Népal x Lucas Matichard – #KKSHISENSE8


À l’origine, il y a la 75e Session, ce collectif d’activistes autogéré et indé (rappeurs, producteurs, réalisateurs, graphistes, DJs, photographes…) basé au Dojo, une ancienne baraque devenue studio, et point d’ancrage, refuge base, bastion pour tous ceux qui ont choisi de se regrouper autour d’un logo longtemps demeuré énigmatique, et d’un blase qui dit l’origine d’un collectif qui a posé, depuis une dizaine d’années, sa pâte créatrice sur le rap français. Georgio, Doums, Lomepal, Fixpen Sill, Le Panama Bende, Di-Meh, Sopico, 1spire, FA2L, Vesti, M Le Maudit, Hash 24 … Tous ont déjà rappé entre les murs de la maison de la 75e session.

Le temps des open-mics

Au Dojo, à deux pas de l’Université de Saint-Denis, dans ce département où fut écrite l’une des plus glorieuses page du rap français dans les années 90 (c’est depuis Saint-Denis que JoeyStarr et Kool Shen ont fondé et pensé le Suprême NTM), on se ressource, on délire, et surtout, on créé. Au Dojo, c’est là que Népal (emcee) et Lucas Matichard (photographe et vidéaste), qui ont envisagé ensemble l’identité visuelle de l’EP, long comme un album (huit titres) #KKSHISENSE8, ont conforté une amitié qui dure depuis maintenant dix ans. Ils se sont rencontrés sur les premiers open-mics qu’organisait une 75e Session qui sortait alors tout juste de l’œuf, et qui cherchait encore un peu vers où se diriger de manière très concrète. Rapidement, les deux se mettent à bosser ensemble, alors que le collectif bénéficie de la visibilité offerte par le clip que Nekfeu (membre du groupe 1995 qui commence à faire parler de lui), vient de leur proposer de réaliser. La vidéo de « Dans ta réssoi » sera le premier clip de la 75e Session.

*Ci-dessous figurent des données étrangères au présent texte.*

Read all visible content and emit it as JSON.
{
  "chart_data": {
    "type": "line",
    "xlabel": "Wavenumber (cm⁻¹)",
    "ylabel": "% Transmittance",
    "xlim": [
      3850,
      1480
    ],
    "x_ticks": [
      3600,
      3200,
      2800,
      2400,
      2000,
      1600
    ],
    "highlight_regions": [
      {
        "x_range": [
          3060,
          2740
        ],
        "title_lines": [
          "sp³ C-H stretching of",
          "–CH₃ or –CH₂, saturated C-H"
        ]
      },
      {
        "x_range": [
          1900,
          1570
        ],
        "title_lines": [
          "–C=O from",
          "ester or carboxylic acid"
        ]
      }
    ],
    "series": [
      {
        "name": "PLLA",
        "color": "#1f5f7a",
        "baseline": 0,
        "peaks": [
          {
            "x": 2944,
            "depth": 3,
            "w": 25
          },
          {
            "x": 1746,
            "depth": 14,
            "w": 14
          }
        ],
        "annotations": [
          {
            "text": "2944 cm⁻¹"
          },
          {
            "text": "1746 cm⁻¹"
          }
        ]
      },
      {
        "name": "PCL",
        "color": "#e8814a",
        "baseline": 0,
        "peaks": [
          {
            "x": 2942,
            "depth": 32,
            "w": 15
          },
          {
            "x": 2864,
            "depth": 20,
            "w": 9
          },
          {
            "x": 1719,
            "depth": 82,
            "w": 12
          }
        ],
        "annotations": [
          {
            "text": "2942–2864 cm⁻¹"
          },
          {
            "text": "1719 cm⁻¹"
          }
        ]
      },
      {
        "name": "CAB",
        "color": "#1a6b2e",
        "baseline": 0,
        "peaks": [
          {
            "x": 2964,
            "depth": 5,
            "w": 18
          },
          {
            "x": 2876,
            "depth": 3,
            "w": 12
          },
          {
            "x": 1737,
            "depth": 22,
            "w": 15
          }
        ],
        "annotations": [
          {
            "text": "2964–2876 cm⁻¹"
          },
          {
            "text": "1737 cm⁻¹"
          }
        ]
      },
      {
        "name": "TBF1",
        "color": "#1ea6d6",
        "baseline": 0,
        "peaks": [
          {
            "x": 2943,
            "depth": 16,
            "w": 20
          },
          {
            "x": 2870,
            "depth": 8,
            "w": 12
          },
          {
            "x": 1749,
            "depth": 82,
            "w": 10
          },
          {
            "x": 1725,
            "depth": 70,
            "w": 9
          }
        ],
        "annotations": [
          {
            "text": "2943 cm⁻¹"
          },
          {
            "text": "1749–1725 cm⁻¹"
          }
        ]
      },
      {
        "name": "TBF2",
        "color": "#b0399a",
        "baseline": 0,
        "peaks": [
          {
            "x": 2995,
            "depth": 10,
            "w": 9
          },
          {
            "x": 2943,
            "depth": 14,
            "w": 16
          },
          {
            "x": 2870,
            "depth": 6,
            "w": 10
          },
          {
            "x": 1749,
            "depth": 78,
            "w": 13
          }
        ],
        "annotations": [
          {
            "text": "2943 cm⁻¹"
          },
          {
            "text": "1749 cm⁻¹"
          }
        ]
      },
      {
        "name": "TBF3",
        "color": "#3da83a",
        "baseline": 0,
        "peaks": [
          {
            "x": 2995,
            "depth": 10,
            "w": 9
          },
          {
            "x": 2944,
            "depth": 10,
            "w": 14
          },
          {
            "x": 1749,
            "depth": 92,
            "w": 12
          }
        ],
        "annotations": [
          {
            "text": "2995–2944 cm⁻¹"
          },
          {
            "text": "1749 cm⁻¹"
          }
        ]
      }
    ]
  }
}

Mais le premier projet qui dépasse le cadre de l’underground du rap parisien, qui a commencé à clairement identifier ce logo qui commence à circuler un peu partout dans la capitale (des photos, des morceaux de rap, des événements ou des clips : tout est marqué par le signe de la 75e Session), c’est un projet de freestyles, assez courts (ils durent parfois moins d’une minute), nommé John Doe (c’est-à-dire : « Monsieur X » en anglais). Dans les vidéos qui accompagnent le projet, Népal a l’idée qui va transformer de simples freestyles en véritable tour de force : dans les vidéos, il décide de cadrer le plan sur la bouche des rappeurs, et uniquement sur la bouche. Le plan est malin : on ne reconnaît plus les rappeurs par leur apparence, mais bien par leur voix ou par leur flow. Sur YouTube, c’est un carton.

Sobriété et élégance

Lucas Matichard, lui, a déjà signé pas mal de covers d’artistes au moment de la sortie de cette série de freestyle en 2014, qui demeure une date très importante dans l’histoire du collectif. Et en signera bientôt d’autres. Georgio, Hologram Lo’, Sopico, Di-Meh ou encore Epic Empire : tous ont vu quelques-uns de leurs disques illustrés par la patte photographique de cet artiste initialement plutôt tourné architecture, design et paysage, et qui a su associer, à un genre tellement codifié, une sobriété et une élégance qui participe, aussi, à distinguer la 75e Session du lot toujours plus nombreux de rappeurs français bien décidés à se lancer dans les pas de Nekfeu, de Lomepal ou de Georgio.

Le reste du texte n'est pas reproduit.